When she feels upset, don’t treat her emotion as an enemy to defeat. Treat it as information to understand. Ask yourself, “What is she feeling, and what does she need from me right now?” Name it simply: “You feel hurt.” “You feel scared.” “You feel alone.” That kind of clarity will lower the fire. Then you can move to action together. You don’t need to fix everything in five minutes. You need to make her feel safe with you in the storm.
At the same time, do not confuse “being loving” with “being weak.” Love needs backbone. You must hold your frame: your dignity, your boundaries, your direction. Some days she will test you—not because she hates you, but because she wants to know whether you can carry weight. She wants to know whether your strength stays when her emotion rises. Meet those moments with warmth and firmness. Speak slowly. Stand tall. Choose clarity over sarcasm. A man who holds the line with kindness becomes trustworthy.
Never tolerate contempt. Never feed it. If she speaks with disrespect, address it quickly and privately. Keep your voice low. Make your boundary clear. Then return to peace. When you allow disrespect, you train the marriage to rot. When you correct it with calm authority, you train the marriage to heal.
Build trust through consistency. Keep your promises. Show up on time. Follow through. A wife relaxes when she knows your “yes” means yes. She will forgive many imperfections if she can rely on your word. Consistency will feel boring to you some days. It will feel like oxygen to her.
Keep courting her after tomorrow. Don’t let the wedding end the pursuit. Keep dating her. Plan. Initiate. Touch her with affection. Speak admiration out loud. A woman blooms under steady cherishing. Romance does not compete with responsibility. Romance fuels it.
When conflict comes, repair quickly. Pride loves delay. Pride loves silence that punishes. Choose humility instead. If you wound her, own it cleanly. Don’t justify. Don’t lecture. Don’t say “I’m sorry you feel that way.” Say, “I was wrong. I’m sorry. I will do better.” Then do better. That is how a man leads: he takes responsibility without theatrics.
Make your home orderly. Create a shared mission. Decide what kind of marriage you want to build: prayerful, joyful, hospitable, disciplined, generous. Talk about money with honesty. Run a budget like a grown man. Learn the practical skills that prevent resentment: planning, chores, logistics, childcare. Don’t “help” in your own home. Own your share. Competence is love made visible.
Now listen carefully about intimacy. Treat it as sacred. Your body will tempt you to take. Your vocation will call you to give. Lead with tenderness. Pursue connection, not release. Communicate. Learn her seasons. Respect her rhythms. Create emotional safety, because intimacy depends on trust. Guard your eyes and imagination like a man guarding a city gate. Porn and lust do not stay in a corner; they spread through a marriage like smoke. Purity gives you strength; strength gives her safety.

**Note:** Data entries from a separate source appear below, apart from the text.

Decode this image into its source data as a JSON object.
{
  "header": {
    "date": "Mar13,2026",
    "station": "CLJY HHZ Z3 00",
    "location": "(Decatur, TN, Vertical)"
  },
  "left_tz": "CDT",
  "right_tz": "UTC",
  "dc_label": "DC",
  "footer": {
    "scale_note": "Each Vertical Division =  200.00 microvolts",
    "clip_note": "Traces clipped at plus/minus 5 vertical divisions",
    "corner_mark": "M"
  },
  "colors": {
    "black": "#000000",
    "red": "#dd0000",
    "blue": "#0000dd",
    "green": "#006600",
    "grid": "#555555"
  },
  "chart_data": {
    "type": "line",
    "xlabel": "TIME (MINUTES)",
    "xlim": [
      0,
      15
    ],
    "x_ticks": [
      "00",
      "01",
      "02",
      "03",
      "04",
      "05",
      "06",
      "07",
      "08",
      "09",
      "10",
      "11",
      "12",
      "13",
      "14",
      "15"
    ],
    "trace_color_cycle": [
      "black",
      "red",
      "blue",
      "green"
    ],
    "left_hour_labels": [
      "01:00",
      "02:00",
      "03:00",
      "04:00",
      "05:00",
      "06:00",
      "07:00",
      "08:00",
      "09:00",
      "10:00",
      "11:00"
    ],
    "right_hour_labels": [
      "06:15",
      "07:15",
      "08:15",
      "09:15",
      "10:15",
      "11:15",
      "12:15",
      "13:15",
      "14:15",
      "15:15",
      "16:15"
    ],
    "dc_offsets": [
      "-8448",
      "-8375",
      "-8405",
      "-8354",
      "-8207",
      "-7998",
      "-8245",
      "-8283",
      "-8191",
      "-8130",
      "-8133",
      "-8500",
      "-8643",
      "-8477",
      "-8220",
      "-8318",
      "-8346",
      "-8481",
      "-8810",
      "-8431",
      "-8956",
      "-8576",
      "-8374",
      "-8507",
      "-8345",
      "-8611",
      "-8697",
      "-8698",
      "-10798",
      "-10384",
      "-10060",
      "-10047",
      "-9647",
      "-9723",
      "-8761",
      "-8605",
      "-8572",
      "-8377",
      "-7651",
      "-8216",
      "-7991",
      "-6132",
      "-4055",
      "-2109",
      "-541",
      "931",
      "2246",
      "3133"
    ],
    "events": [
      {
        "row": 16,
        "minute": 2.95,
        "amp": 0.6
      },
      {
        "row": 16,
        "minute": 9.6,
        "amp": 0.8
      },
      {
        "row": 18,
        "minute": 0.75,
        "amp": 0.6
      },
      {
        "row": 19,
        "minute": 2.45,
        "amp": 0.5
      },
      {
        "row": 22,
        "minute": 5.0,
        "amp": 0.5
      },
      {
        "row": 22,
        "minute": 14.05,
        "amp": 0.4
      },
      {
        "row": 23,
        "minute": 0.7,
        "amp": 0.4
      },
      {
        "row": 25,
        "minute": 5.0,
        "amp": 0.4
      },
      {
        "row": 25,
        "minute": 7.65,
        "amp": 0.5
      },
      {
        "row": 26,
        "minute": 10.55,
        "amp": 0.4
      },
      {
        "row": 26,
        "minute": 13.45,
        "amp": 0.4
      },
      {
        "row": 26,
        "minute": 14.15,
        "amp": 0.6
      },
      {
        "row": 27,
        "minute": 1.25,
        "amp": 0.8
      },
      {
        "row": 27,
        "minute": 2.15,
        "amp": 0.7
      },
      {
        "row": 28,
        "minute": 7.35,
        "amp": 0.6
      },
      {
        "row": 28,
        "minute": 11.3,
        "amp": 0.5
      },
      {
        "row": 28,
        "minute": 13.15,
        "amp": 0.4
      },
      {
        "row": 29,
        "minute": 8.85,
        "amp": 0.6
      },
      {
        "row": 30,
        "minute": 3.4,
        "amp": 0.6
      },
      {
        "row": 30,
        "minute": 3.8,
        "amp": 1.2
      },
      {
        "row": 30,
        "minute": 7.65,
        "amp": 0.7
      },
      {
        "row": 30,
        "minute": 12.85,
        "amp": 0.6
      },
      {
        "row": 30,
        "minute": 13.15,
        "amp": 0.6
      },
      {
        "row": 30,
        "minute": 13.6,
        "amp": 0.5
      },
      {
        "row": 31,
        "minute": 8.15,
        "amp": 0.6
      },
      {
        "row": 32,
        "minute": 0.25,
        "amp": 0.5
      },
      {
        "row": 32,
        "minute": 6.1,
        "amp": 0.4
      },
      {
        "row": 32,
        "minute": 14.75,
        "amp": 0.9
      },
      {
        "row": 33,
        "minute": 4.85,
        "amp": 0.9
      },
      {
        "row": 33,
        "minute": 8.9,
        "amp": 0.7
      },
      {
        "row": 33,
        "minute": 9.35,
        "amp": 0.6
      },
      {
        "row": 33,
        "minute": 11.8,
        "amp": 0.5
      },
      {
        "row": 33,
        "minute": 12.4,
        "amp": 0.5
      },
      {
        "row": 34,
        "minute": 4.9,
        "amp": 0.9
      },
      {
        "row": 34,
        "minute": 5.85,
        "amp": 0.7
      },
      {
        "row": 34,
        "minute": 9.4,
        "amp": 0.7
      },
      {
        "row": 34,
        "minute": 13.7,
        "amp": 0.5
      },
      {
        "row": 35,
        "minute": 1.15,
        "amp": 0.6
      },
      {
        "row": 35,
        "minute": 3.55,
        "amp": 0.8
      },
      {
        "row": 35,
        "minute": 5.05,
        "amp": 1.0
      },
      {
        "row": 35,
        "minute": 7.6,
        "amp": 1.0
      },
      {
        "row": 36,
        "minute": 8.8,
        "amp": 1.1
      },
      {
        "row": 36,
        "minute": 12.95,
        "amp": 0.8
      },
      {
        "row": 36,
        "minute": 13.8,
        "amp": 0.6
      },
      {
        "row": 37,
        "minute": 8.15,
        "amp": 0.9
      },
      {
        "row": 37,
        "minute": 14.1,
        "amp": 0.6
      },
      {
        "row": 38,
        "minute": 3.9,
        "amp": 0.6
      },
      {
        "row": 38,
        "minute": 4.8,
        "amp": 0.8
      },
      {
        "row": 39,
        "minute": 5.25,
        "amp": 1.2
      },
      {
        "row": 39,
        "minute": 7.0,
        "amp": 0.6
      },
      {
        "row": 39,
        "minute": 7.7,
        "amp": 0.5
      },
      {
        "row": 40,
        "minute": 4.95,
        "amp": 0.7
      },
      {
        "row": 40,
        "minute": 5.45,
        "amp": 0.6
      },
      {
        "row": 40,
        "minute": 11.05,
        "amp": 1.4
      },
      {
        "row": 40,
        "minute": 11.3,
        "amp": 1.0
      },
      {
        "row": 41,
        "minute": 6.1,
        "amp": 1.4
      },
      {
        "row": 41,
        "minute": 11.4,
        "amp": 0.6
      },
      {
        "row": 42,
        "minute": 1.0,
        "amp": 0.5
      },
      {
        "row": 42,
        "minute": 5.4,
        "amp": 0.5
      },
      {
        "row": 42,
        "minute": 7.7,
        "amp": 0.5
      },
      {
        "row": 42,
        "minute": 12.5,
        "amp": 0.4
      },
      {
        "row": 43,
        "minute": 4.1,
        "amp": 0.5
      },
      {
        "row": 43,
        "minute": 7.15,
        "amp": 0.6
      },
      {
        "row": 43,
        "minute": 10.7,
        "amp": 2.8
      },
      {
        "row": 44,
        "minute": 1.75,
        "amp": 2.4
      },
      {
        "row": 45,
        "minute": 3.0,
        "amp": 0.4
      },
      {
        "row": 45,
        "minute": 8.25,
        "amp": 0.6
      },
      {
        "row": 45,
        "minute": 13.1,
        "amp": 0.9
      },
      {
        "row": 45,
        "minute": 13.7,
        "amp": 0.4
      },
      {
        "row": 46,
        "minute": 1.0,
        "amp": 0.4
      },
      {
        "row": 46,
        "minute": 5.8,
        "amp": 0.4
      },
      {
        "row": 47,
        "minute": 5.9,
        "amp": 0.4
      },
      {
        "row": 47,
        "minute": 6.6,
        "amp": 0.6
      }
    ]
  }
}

Above all, put God at the center. Pray with your wife even when it feels awkward. Go to confession like a man who wants to stay clean. Go to Mass like a man who knows he needs grace. You cannot love her well on willpower alone. Grace will make your sacrifices fruitful. Virtue will make your love stable.
Tomorrow you will speak vows. Speak them like a man laying his life on the altar. Then live them on Tuesday afternoons, on sleepless nights, on hard seasons, and in ordinary hours. Ordinary hours will build your marriage. Ordinary faithfulness will make you great.
I love you. I’m proud of you. Now go and become the husband God calls you to be.